The received wisdom in this community is that modifying one's utility function is at least usually irrational. The classic source here is Steve Omohundro's 2008 paper, "The Basic AI Drives," and Nick Bostrom gives basically the same argument in Superintelligence, pp. 132-34. The argument is basically this: imagine you have an AI that is solely maximizing the number of paperclips that exist. Obviously, if it abandons that goal, there will be less paperclips than if it maintains that goal. And if it adds another goal, say maximizing staples, then this other goal will compete with the paperclip goal for resources, e.g. time, attention, steel, etc. So again, if it adds the staple goal, there will be less paperclips than if it doesn't. So if it evaluates every option by h many paperclips result in expectation, then it will choose to maintain its paperclip goal unchanged. This argument isn't mathematically rigorous, and allows that there may be special cases where changing one's goal may be useful. But the thought is that, by default, changing one's goal is detrimental from the perspective of one's current goals.

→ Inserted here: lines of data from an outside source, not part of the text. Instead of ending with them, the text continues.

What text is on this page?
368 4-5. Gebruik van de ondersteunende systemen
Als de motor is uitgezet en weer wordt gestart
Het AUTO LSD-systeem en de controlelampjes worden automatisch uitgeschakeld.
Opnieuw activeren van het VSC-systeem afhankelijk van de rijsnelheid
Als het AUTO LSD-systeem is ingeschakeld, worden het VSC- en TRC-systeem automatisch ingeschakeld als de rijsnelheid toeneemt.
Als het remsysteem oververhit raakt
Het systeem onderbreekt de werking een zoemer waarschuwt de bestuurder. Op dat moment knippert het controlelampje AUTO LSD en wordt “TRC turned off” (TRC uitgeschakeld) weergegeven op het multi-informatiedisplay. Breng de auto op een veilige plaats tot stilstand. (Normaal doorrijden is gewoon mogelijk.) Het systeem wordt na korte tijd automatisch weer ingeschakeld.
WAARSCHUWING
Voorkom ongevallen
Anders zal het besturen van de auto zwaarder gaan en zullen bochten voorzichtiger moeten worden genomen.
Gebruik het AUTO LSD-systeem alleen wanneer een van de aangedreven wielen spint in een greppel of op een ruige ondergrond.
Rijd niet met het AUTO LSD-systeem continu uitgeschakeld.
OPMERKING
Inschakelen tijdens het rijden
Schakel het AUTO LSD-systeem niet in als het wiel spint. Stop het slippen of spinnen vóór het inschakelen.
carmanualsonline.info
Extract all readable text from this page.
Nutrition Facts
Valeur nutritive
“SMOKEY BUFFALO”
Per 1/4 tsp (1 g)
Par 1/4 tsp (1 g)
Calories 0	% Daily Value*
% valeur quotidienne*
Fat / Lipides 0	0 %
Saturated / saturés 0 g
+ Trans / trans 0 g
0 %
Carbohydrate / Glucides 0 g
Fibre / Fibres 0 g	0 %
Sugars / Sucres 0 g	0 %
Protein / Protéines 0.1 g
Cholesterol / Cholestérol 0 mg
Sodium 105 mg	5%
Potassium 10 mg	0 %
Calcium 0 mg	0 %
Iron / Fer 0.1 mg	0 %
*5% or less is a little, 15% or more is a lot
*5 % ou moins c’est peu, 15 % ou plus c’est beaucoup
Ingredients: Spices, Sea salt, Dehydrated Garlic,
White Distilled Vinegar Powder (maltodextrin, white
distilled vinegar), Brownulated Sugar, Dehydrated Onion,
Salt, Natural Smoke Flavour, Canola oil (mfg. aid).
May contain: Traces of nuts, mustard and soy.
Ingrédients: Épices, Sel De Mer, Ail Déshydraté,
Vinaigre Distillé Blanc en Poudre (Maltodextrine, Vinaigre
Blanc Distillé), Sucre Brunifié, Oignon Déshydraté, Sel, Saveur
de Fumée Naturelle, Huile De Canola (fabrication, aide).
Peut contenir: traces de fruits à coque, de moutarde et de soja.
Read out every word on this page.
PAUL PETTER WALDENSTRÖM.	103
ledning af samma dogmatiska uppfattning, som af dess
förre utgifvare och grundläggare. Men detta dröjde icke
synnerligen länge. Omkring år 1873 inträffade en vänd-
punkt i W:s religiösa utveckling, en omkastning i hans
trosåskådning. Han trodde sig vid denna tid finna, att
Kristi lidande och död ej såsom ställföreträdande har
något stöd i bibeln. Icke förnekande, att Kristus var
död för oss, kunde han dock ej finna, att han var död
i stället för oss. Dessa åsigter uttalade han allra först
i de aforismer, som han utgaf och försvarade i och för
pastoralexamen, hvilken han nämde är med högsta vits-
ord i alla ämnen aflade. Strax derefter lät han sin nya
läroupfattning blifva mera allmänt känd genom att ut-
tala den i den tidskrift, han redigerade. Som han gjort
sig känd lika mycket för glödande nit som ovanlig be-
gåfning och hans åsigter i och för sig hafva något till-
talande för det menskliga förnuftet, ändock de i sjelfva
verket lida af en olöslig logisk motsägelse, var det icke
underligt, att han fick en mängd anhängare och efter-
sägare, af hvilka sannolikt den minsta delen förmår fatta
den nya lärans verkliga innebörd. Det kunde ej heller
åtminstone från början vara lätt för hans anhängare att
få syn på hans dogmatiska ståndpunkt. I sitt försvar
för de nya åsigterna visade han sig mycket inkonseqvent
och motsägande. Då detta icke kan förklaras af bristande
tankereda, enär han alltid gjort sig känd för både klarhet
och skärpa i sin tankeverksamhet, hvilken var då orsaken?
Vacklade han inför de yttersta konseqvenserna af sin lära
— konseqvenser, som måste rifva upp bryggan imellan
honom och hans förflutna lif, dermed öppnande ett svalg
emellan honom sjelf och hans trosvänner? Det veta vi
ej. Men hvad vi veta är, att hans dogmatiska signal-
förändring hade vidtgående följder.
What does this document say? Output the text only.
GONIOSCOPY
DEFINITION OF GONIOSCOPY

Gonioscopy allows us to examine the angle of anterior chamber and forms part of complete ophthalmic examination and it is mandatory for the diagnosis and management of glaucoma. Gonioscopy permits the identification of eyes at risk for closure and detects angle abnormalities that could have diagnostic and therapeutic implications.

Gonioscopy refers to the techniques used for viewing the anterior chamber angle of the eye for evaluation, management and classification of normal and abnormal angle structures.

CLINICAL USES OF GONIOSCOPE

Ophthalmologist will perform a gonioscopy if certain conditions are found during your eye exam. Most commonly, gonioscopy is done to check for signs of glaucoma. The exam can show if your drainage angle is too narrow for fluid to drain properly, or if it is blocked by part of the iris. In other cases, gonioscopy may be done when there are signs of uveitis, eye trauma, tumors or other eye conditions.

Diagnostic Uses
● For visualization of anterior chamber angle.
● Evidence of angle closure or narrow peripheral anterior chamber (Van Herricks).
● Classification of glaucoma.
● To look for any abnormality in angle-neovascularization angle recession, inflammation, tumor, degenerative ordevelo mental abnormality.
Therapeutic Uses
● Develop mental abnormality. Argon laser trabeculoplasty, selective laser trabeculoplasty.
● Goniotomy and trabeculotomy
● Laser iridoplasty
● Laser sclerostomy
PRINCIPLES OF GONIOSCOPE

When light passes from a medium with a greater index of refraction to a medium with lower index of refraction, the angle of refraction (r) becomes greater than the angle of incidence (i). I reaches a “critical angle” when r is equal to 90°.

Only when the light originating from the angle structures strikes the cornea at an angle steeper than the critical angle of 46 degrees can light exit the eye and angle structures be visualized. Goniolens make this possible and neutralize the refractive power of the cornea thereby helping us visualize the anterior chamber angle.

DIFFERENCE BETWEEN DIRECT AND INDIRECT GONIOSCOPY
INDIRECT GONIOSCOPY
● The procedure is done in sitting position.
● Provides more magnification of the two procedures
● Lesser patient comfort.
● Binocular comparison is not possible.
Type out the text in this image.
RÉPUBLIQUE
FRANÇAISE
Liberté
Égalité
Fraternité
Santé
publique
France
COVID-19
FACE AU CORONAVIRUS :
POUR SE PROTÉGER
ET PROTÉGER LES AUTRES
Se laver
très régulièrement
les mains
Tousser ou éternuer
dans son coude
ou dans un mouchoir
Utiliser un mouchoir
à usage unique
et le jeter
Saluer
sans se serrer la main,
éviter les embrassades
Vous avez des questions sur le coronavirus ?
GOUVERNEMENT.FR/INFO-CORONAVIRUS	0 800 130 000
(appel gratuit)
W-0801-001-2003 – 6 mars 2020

As I said, though, there may be exceptions, at least for certain kinds of agents. Here's an example. It seems as though, at least for humans, we're more motivated to pursue our final goals directly than we are to pursue merely instrumental goals (which child do you think will read more: the one who intrinsically enjoys reading, or the one you pay $5 for every book they finish?). So, if a goal is particularly instrumentally useful, it may be useful to adopt it as a final goal in itself in order to increase your motivation to pursue it. For example, if your goal is to become a diplomat, but you find it extremely boring to read papers on foreign policy... well, first of all, I question why you want to become a diplomat if you're not interested in foreign policy, but more importantly, you might be well-served to cultivate an intrinsic interest in foreign policy papers. This is a bit risky: if circumstances change so that it's no longer as instrumentally useful, it may end up competing with your initial goals as described by the Bostrom/Omohundro argument. But it could work out that, at least some of the time, the expected value of changing your goal for this reason is positive.
Another paper to look at might be Steve Petersen's paper, "Superintelligence as Superethical," though I can't summarize the argument for you off the top of my head.